The system described so far, though, is not polymorphic. In an expression like this:
let id = fn x -> x
print (id 5)
print (id "foo")
If type-checking of let
is implemented along the lines of the other
constructs, the first application will unify the type of id
(a ->
a
) with number -> b
, resulting in number -> number
. Applying id
to "foo"
then yields a type error. This is not what we want.

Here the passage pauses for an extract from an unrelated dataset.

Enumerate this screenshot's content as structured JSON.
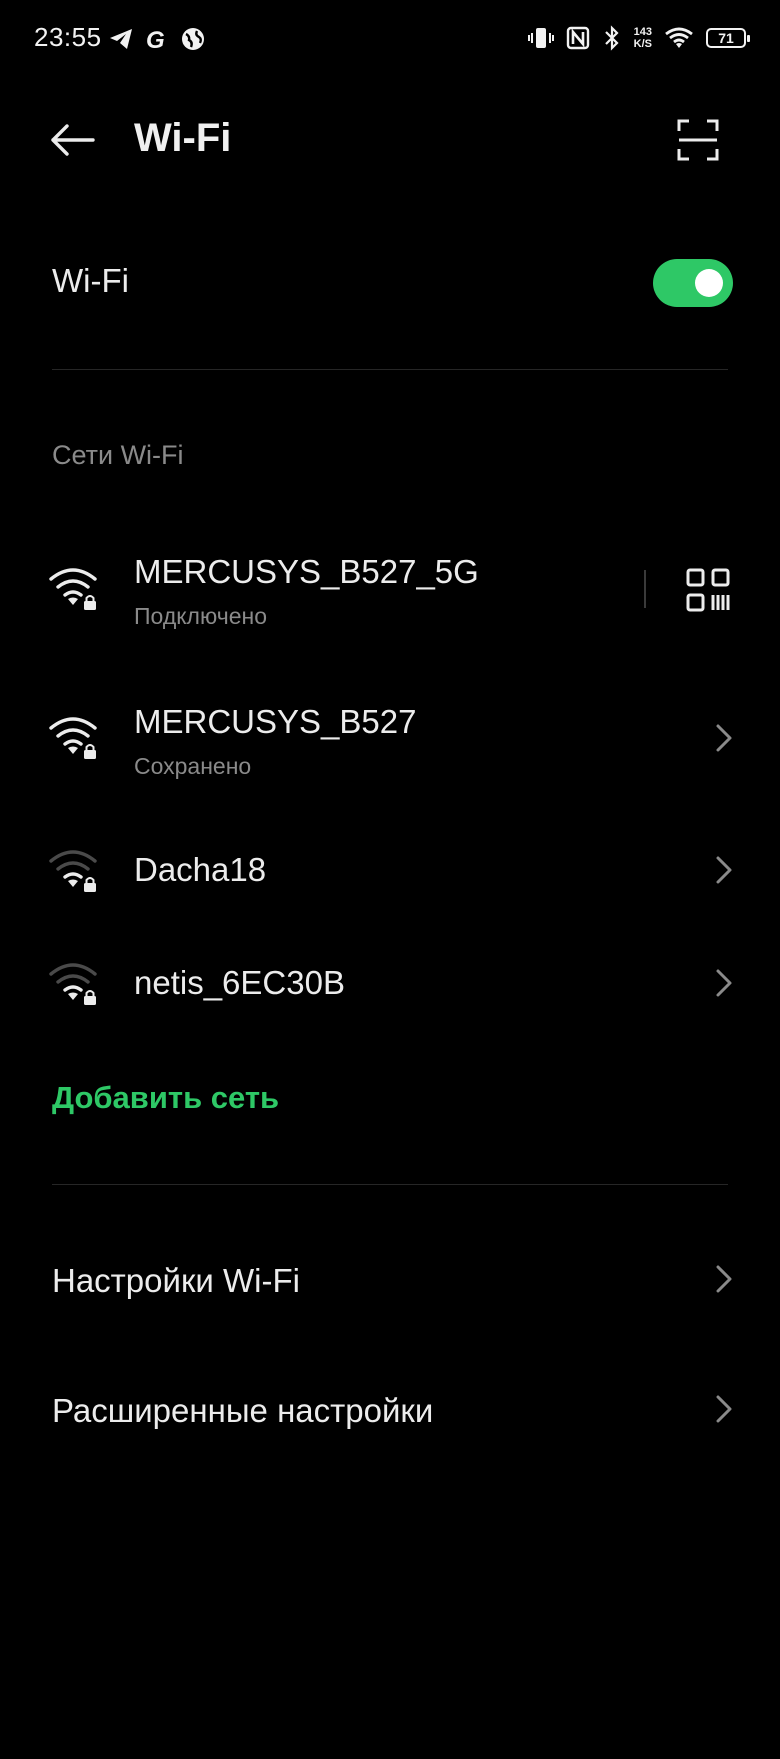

Having polymorphic functions (functions with type variables in their
type) is only useful if they can actually be used in a polymorphic
way.
The (usual) solution to this problem is to treat the types of
variables introduced by let
(and similar) specially. Instead of
normal types, they get assigned a 'type closure', and every time they
are used (outside of their definition) a new type get instantiated
based on this type closure, meaning a copy of the type is made, with
all the unbound type variables that were introduced by the variable's
definition given new names. But only those — any type variables that
were introduced outside of the definition must keep their identity. In
this it works a lot like ordinary closures. (I didn't really 'get'
this technique until I read chapter 31 of Programming Languages:
Application and
Interpretation).
So now the rule for let
type-checking looks something like this:
- With some way to distinguish newly introduced type variables from
existing ones, type-check the
let
's definition bodies, and use the results to extend the environment by binding the bound variables to a type closure of their definition's type. Then use this environment to type-check thelet
's body.
I extended the type 'resolver' that already dealt with chains of type
variables to instantiate any type closures it ran across. The new
type-checker handles the above example (if print
is given a type),
assigning the type number
to id 5
, and string
to id "foo"
.
You probably noticed the asymmetry of only applying this technique to
let
. Function definitions also introduce variables. With the new
code, we still can't type-check something like this:
(fn id -> print (id 5); print (id "baz"))
(fn x -> x)
The id
variable gets bound by the function, and thus holds a regular
type, not a type closure. Thus, the above is a type error. It won't
type-check in Haskell either ((\id -> (id 5, id "baz")) (\x -> x)
).
The problem with such a function is that type-checker knows nothing
about the kind of id
value that might get passed to it, and thus it
is hard to assign a closure for it. (Also, depending on the way in
which type polymorphism is implemented, such functions might be very
hard to compile.)
Another relevant issue is infinite types, as in the expression fn x
-> x x
. This infers the type of x
to be a function type with its
own type as the argument type, which sends our type-checker into an
infinite recursion of type expansions. The simplest way to prevent
this is to fail when trying to replace a variable with a term that
contains that same variable.
A very necessary extension to a type-system like this is Haskell-style
type classes. For example, if we want to make integers and
floating-point numbers a different type, we also need to use different
operators for addition or multiplication (see O'Caml), and a generic
print
function as used in the examples is impossible. I am leaving
this for later.
Having a parser and a type-checker for our language makes it feel somewhat real already. Programs can not be executed yet, unfortunately, but at least we can get some feedback on whether they make sense.